La incapacidad o la falta de voluntad de gobiernos, empresas, -y habría que añadir, la ciudadanía en su conjunto- a la hora de adoptar, ejecutar, hacer cumplir e invertir en medidas eficaces y oportunas de mitigación y adaptación al cambio climático, para preservar los ecosistemas y proteger poblaciones, y para transitar a una economía neutra en carbono, constituye -por su probabilidad e impacto potencial- uno de los más graves riesgos globales. A ello contribuye, entre otras cosas, su densa interconexión con otros riesgos globales: desde la erosión de la cohesión social y la geopolitización de recursos estratégicos, hasta la fractura de las relaciones interestatales y la migración involuntaria a gran escala.
Nadie escapa a los riesgos globales, que por eso son tales. Aunque, obviamente, no todo el mundo es igualmente sensible a cada uno de ellos, ni mucho menos igualmente vulnerable. Cada nación los experimenta de una forma peculiar. Esa asimetría explica por qué varían tanto la percepción y la consciencia de los riesgos, así como el sentido de urgencia y la disposición a actuar para enfrentarlos. Y, en buena medida, explica también por qué resulta tan difícil sintonizar decisiones y sincronizar esfuerzos; a pesar de que es evidente que, a la postre, nadie saldrá completamente ileso, y nadie -por poderoso que sea- se bastará a sí mismo para salir adelante.
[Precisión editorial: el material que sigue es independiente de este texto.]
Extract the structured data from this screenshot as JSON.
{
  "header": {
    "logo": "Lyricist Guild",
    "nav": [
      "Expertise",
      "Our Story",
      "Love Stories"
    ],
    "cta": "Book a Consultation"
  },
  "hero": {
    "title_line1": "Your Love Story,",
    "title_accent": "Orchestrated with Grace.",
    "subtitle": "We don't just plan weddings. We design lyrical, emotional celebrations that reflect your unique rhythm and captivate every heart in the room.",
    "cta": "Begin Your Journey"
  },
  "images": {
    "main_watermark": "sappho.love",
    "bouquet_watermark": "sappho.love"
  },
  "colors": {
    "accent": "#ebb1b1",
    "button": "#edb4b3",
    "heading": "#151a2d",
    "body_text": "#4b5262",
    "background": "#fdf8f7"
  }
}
Para algunos Estados insulares, el cambio climático es una verdadera amenaza existencial. Podrían ver disminuida significativamente la base territorial sobre la que se asientan su gobierno y su población. Podrían quedar en entredicho sus derechos soberanos y el ejercicio de su jurisdicción y competencias sobre áreas marinas y submarinas vitales para el sostenimiento de sus habitantes. Podrían incluso desaparecer, física y jurídicamente, por sustracción de materia. Todo ello debido al aumento del nivel del mar.
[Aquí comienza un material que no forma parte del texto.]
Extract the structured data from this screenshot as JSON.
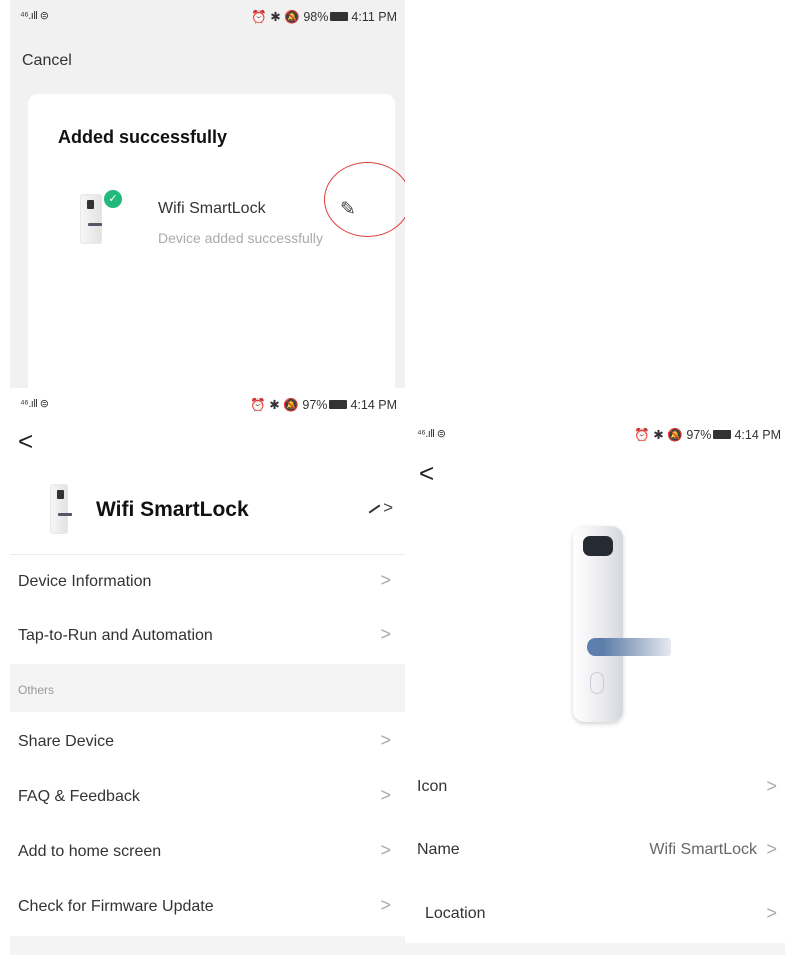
{
  "screen1": {
    "status": {
      "signal": "⁴⁶.ıll ⊜",
      "right_icons": "⏰ ✱ 🔕",
      "battery": "98%",
      "time": "4:11 PM"
    },
    "cancel_label": "Cancel",
    "card_title": "Added successfully",
    "device_name": "Wifi SmartLock",
    "device_status": "Device added successfully",
    "edit_icon": "pencil-icon",
    "annotation_color": "#e0403a"
  },
  "screen2": {
    "status": {
      "signal": "⁴⁶.ıll ⊜",
      "right_icons": "⏰ ✱ 🔕",
      "battery": "97%",
      "time": "4:14 PM"
    },
    "device_name": "Wifi SmartLock",
    "rows_top": [
      "Device Information",
      "Tap-to-Run and Automation"
    ],
    "section_title": "Others",
    "rows_bottom": [
      "Share Device",
      "FAQ & Feedback",
      "Add to home screen",
      "Check for Firmware Update"
    ]
  },
  "screen3": {
    "status": {
      "signal": "⁴⁶.ıll ⊜",
      "right_icons": "⏰ ✱ 🔕",
      "battery": "97%",
      "time": "4:14 PM"
    },
    "rows": [
      {
        "label": "Icon",
        "value": ""
      },
      {
        "label": "Name",
        "value": "Wifi SmartLock"
      },
      {
        "label": "Location",
        "value": ""
      }
    ]
  },
  "theme": {
    "accent_green": "#22b97a",
    "chevron": ">",
    "back": "<"
  }
}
Esa perspectiva desvela, sobre todo, a los pequeños Estados del Pacífico como Kiribati, Tuvalu, o Islas Marshall. Porque los derechos sobre el mar dependen de los derechos sobre el suelo. Y, aunque el derecho internacional ha previsto que puedan presentarse variaciones geográficas que afecten las competencias territoriales de los Estados, y ofrece alternativas para trazar las líneas de base a partir de las cuales se delimitan los derechos marítimos, esas previsiones y alternativas parecen insuficientes ante un fenómeno que podría traer consigo un incremento sin precedentes del nivel de las aguas del océano, que en esa zona del globo viene produciéndose en una magnitud dos o tres veces superior al promedio mundial. Ni que decir tiene que no hay ninguna previsión jurídica para responder las preguntas (y los problemas) que plantearía el escenario más catastrófico posible.
Estas preocupaciones no deberían pasar desapercibidas en Colombia. Los derechos reconocidos en 2012 por la Corte Internacional de Justicia a Quitasueño se derivan de que uno de los accidentes que lo integran emerge -por ahora- en pleamar. Su defensa, ya no frente a Nicaragua, sino ante el cambio climático y los vacíos legales existentes, constituye un desafío insoslayable -y ofrece también una oportunidad- en materia de política exterior.